Commission to Recall City Hall, Red Wing

RED WING-- The City Council voted 6-1 during its Monday meeting to decline calling special recall elections for members Andy Klitzke (Ward 2), Laurel Stinson (At-large) and Council President Becky Norton (Ward 3). 

Council member Kim Beise (Ward 1) voted against the motion. 

Petitions and allegations 

On Monday, May 10, petitions to recall all seven council members were submitted to City Hall for counting. City Clerk Teri Swanson completed the verification process on Sunday, May 16. According to the staff report for Monday’s meeting, “of the seven recall initiatives, three recall efforts reached 20% of the registered voters for the appropriate ward(s).” 

This does not mean that the petitions for the four other members -- Erin Buss, Evan Brown, Dean Hove and Beise -- are invalid. 

“I questioned the validity of the process, where we get to vote on this. I think it should be somebody else and not us making that decision. I think that this process is wrong,” Beise said.

The city states, “if the petition does not contain the necessary number of legitimate signatures or is irregular in any way, the city will give the committee 10 more days in which to file additional signatures and to correct the petition in all other respects. No changes to the statement of the grounds for recall can be made. If the city finds the petition is still insufficient or irregular after those 10 days, the city clerk must notify the committee of that fact, and the city clerk will file the petition in his/her office as insufficient. After that, no further action is taken.”

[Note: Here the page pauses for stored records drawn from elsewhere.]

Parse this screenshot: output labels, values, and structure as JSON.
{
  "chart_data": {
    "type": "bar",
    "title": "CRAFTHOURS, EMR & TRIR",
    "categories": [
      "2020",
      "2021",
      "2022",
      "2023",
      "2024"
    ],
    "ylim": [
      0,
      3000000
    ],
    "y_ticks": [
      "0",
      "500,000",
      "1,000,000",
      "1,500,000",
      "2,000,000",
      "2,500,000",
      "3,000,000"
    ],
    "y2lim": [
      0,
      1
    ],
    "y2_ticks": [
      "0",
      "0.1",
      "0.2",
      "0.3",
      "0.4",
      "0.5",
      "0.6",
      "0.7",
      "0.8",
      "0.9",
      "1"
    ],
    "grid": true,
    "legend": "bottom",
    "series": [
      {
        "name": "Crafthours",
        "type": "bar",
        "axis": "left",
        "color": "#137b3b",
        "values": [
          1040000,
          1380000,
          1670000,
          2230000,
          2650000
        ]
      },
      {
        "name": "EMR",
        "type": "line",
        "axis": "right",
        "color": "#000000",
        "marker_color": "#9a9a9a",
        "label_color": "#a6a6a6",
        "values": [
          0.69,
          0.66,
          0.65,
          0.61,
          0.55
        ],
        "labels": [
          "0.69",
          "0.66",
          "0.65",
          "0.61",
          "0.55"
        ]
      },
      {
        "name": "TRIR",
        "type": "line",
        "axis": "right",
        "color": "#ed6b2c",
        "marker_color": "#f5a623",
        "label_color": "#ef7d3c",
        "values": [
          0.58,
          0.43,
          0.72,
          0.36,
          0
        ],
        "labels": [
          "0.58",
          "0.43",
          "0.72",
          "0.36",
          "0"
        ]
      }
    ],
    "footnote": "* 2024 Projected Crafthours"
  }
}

The reasons listed for a recall election for the seven council members are based on Minnesota’s Close Meeting Law. 

The reasons listed for a recall election for the seven council members are based on Minnesot…

City attorney’s view

City Attorney Amy Mace stated on Monday and in previous meetings, “elected officials, under the Minnesota Constitution, can only be removed from office for malfeasance or nonfeasance, and those are the same standards that are set forth in the Red Wing city charter and the Minnesota Supreme Court has held that even charter cities have to meet that constitutional standard.”

The Red Wing Charter states in Section 6.12, “any five registered voters may form themselves into a committee for the purpose of bringing about the recall of any elected council member or mayor of the city for malfeasance or nonfeasance in office.” 

Minnesota’s Election Laws states, “the grounds for recall of an officer other than a judge are serious malfeasance or nonfeasance during the term of office in the performance of the duties of the office or conviction during the term of office of a serious crime.” An annotation by the Minnesota Attorney General Office reads, “this section is applicable to removal of elective municipal officers by recall, and they may not be so removed except for malfeasance or nonfeasance in office.”

Mace and the annotation both cite Jacobsen v. Nagel, a 1959 case to support their claim of malfeasance or nonfeasance being the grounds for recall elections.

George Hintz, Red Wing resident and member of the Commission to Recall City Hall, stated during Monday’s meeting, “The city attorney's legal analysis does not apply to Red Wing and demonstrates a clear misunderstanding of our city charter. We are confident the courts will uphold our position at the highest level.”

Mace replied, “I'm just not sure what the basis of that opinion is, as I mentioned, the Supreme Court has clearly stated charter cities have to meet the same malfeasance and nonfeasance standard that is set forth in the Minnesota Constitution.”

Council comments 

The City Council members had a variety of things to say about the petitions and the possibility of calling a recall election. Brown responded to the claim that he voted to go into a closed meeting on Monday, Feb. 8. He stated, “On Feb. 7, I sent the following email to Council President Norton, Council Vice President Hove, and the council administrator, Kay Kuhlmann. … ‘My wife Laura is in hospice here at our house. While I do not want this information shared in a public meeting, I wanted to clarify why I will be missing the meeting.’ So I did not take that vote. I understand that still may not insulate me in certain ways, but I know what I did.”

Hove stated, “I don't think anybody on the council… has violated the Open Meeting Law, and that's what this recall is about. It's not about anything else other than the Open Meeting Law.”

Meanwhile Beise stated, “I really feel that the group followed what's in our charter. ... I can say I'm not 100% sure that we haven't violated the Open Meeting Law somewhere in one of these referenced ones, and I'm still researching them.”

Next steps

The council will likely discuss recall petitions for one or more of the City Council members in the coming weeks. It is also possible that the recall commission could take the city to court over this matter. The potential costs of a legal dispute are not known. 

Meanwhile, the city estimates that a recall election would cost $4,000 to $5,000 per ward. If the four wards had a special election, the estimated cost would be $16,000 to $20,000.